If this single — though massively consequential — NIE is your reference point for all intelligence estimates, then you may never believe any IC judgements. But it is worth recognizing that there have been hundreds of NIEs produced since October 2002, which the American public has zero basis to evaluate. The one that we do have a partial picture of was released in December 2007, “Iran: Nuclear Intentions and Capabilities.” While the 2002 NIE was hurried to influence congressional votes to approve the Iraq War, the 2007 version effectively halted any Bush administration plans to militarily coerce or attack Iran’s nuclear sites. As the later NIE determined: “We judge with high confidence that in fall 2003, Tehran halted its nuclear weapons program.” Your belief of contemporary IC claims of Russia’s involvement may be determined by whether your present beliefs are anchored in the 2002 or 2007 NIE.

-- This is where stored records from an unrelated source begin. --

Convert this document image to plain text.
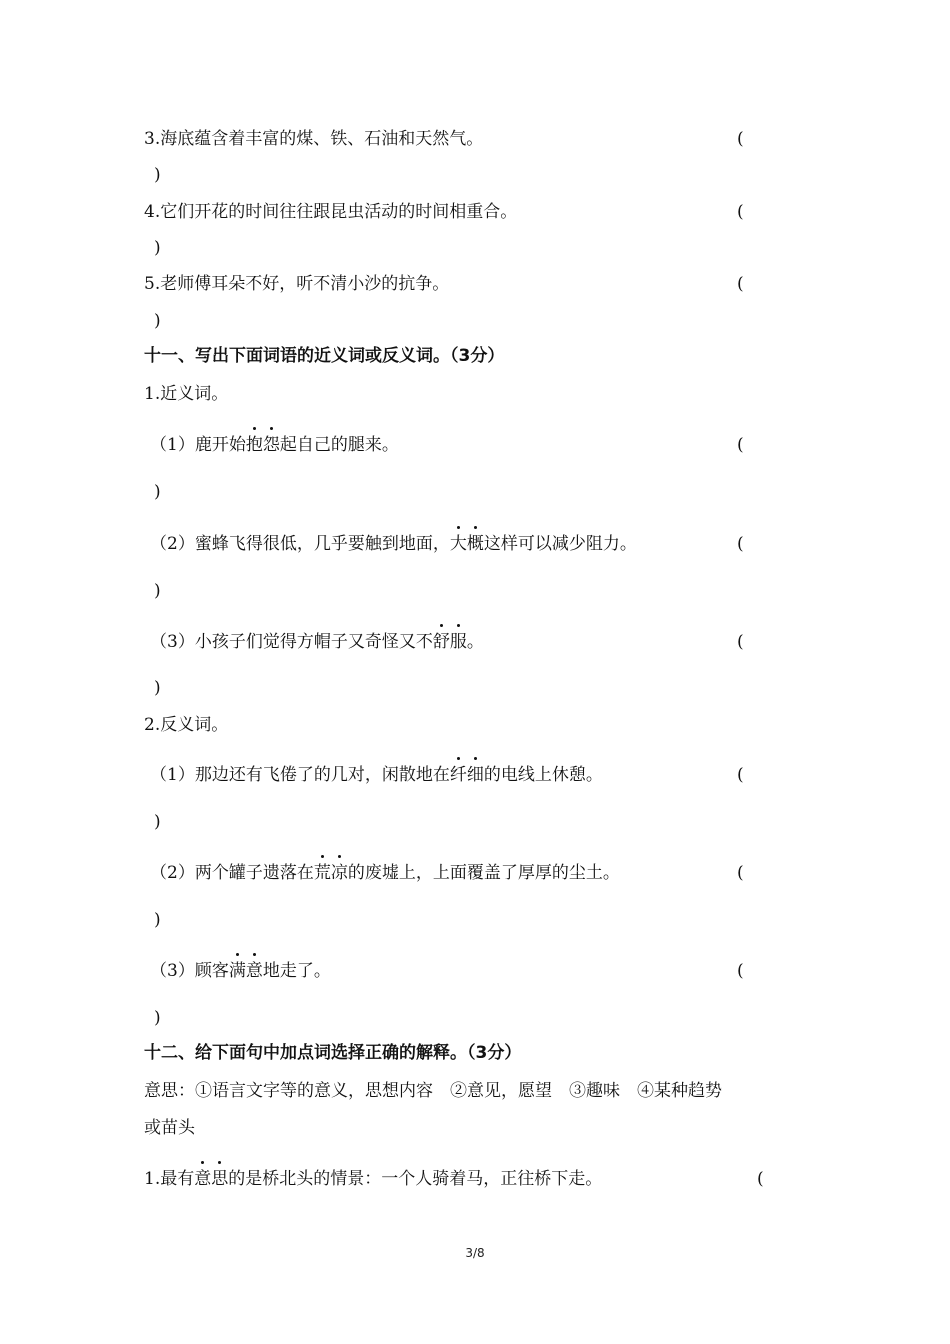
3.海底蕴含着丰富的煤、铁、石油和天然气。	(
)
4.它们开花的时间往往跟昆虫活动的时间相重合。	(
)
5.老师傅耳朵不好，听不清小沙的抗争。	(
)
十一、写出下面词语的近义词或反义词。（3分）
1.近义词。
（1）鹿开始抱怨起自己的腿来。	(
)
（2）蜜蜂飞得很低，几乎要触到地面，大概这样可以减少阻力。	(
)
（3）小孩子们觉得方帽子又奇怪又不舒服。	(
)
2.反义词。
（1）那边还有飞倦了的几对，闲散地在纤细的电线上休憩。	(
)
（2）两个罐子遗落在荒凉的废墟上，上面覆盖了厚厚的尘土。	(
)
（3）顾客满意地走了。	(
)
十二、给下面句中加点词选择正确的解释。（3分）
意思：①语言文字等的意义，思想内容　②意见，愿望　③趣味　④某种趋势
或苗头
1.最有意思的是桥北头的情景：一个人骑着马，正往桥下走。	(
3/8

The second counter-charge is that there has been “no evidence” produced by the U.S. government that directly implicates the Russian government in interfering with the presidential election. Unfortunately, the IC generally does not, and likely will not, publicly release the evidence that serves as the basis for its analytical judgment of any Russian involvement. Doing so would reveal the sources and collection methods that were used to obtain the evidence. Indeed, an unnamed U.S. official has already told that Los Angeles Times that producing such specific information would compromise its future intelligence collection capabilities.
The IC — either in released documents, congressional hearings, or interviews — almost never declares such evidence publicly. (With then-Secretary of State Colin Powell’s February 2003 presentation before the U.N. Security Council being an extremely rare instance.) This has always been the case. Interested readers can skim over 1,700 fully or partially declassified NIEs at the CIA’s Electronic Reading Room, which are searchable by title, geographic area, and function. You notice analytical judgments with qualifying language, but rarely the granular “proof” in the form of names, clear command and control instructions, or chains of evidence.
The most that citizens can realistically hope for the IC to publish regarding Russia’s involvement in the November elections are its key judgments, confidence levels, and general rationale for those judgments. President Obama has the authority to declassify anything he chooses. Hopefully, he is especially forthcoming and transparent with the results of the formal review that he ordered last week. Whether the Trump administration and policymakers of both parties are persuaded by the review’s conclusions, or remain firmly convinced of their prior positions, will reveal a great deal about whether anything close to an even semi-bipartisan consensus on foreign policy is possible over the next four years.